She could hardly bear to think of little Edwyn, her tiny son who had been as much her husband's image as Aelinor was. 

Did that mean the fault was with her? Between the tea she had taken to rid herself of Joffrey's babe and the difficulty she'd had birthing Aelinor, was she  _capable_ of giving him another _living_ child?

She had come so close, those few short moons ago, so desperately close, and he seemed not to blame her for her failure. But how could she trust the truth of that? How could she believe that he did not blame her, when she knew just how adept at lying he was? She had not dared to trust anything but his love for Aelinor since that long-ago day when she had overheard the news of Joffrey's demise, not even his desire for her - a desire that had given the appearance of becoming stronger over time, not waning as Cersei had warned her it would once she had birthed children, once her stomach and hips and breasts had become lined with silver spiderwebs. 

She wondered if he thought that pretending he lay with her for reasons other than an heir would sweeten it for her. Certainly that he sought her pleasure with as much dedication as his own was nice, but it was hardly enough to prove to her that his constant promises of love and devotion were sincere.

She wished that they were. She wished, sometimes, that she were still naive enough to believe that he loved her as her father had loved her mother, as  _his_ father loved  _his_ mother.

 

* * *

 

Nothing in his life had ever been so awful as Sansa's continued mistrust. Nothing had ever hurt so much save for losing little Edwyn before they could even know him. 

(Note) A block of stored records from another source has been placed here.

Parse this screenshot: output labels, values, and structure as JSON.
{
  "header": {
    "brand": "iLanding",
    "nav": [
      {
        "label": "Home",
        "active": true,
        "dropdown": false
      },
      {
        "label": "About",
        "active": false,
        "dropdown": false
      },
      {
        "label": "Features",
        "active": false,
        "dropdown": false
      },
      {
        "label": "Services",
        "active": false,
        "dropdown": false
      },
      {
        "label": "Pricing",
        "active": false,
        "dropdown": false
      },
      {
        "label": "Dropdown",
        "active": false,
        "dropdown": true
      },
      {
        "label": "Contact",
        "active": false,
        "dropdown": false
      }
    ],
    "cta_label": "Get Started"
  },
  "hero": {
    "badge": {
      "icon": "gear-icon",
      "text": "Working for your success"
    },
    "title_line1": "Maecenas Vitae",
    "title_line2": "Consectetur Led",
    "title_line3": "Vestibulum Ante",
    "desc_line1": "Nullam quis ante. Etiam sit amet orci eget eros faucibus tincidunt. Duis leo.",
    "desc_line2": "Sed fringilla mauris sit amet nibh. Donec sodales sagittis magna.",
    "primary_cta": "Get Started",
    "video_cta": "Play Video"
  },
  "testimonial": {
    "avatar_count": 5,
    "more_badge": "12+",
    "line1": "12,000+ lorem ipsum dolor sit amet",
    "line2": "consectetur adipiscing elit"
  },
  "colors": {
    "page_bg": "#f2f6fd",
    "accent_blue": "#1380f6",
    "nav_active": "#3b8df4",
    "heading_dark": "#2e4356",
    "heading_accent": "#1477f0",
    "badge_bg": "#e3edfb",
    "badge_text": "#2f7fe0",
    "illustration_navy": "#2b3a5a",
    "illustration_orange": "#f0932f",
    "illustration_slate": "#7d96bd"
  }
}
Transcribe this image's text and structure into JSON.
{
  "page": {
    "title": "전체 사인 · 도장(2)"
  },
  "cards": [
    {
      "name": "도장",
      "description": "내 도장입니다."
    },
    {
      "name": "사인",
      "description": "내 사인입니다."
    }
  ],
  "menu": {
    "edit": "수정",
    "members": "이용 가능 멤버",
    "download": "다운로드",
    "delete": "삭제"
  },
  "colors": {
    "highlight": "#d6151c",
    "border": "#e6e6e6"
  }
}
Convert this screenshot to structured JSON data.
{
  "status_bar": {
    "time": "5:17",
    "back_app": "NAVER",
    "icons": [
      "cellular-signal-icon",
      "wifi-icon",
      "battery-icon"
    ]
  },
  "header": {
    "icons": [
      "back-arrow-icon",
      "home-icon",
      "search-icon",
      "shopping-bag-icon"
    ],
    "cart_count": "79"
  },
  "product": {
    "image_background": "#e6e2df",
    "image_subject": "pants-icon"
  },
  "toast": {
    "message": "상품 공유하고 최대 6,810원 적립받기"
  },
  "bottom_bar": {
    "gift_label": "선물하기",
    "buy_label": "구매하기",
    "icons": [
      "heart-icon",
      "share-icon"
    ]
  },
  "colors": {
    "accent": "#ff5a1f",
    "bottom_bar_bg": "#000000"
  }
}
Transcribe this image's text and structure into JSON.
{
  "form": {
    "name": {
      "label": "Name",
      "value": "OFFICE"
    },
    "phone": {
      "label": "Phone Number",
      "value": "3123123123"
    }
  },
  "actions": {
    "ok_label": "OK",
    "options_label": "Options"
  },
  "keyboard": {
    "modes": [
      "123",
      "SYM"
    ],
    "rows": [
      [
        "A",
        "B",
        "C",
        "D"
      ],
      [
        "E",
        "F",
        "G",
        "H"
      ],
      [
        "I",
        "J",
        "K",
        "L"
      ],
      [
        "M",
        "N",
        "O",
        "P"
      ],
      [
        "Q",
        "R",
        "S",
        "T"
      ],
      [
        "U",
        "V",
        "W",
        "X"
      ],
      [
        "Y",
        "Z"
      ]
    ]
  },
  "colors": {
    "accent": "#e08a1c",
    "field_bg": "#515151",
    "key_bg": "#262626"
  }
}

And yet, Willas still did not know what to do to earn his wife's trust.

It had been his, once, when he had not deserved it - the irony that she had trusted him when he had been using her, but refused to trust him now when he sought only to cherish her, was not lost on him. It left a bitter taste in his mouth, to know that he had only himself to blame, too.

At least - at the very least - she seemed to trust him with Aelinor. Had they been closer, he might have teased her that Aelinor would never have grown as close to him had it not been for her adored mama's trust in him, but she would never have admitted to trusting him, and besides, he had no clue how she might react to teasing.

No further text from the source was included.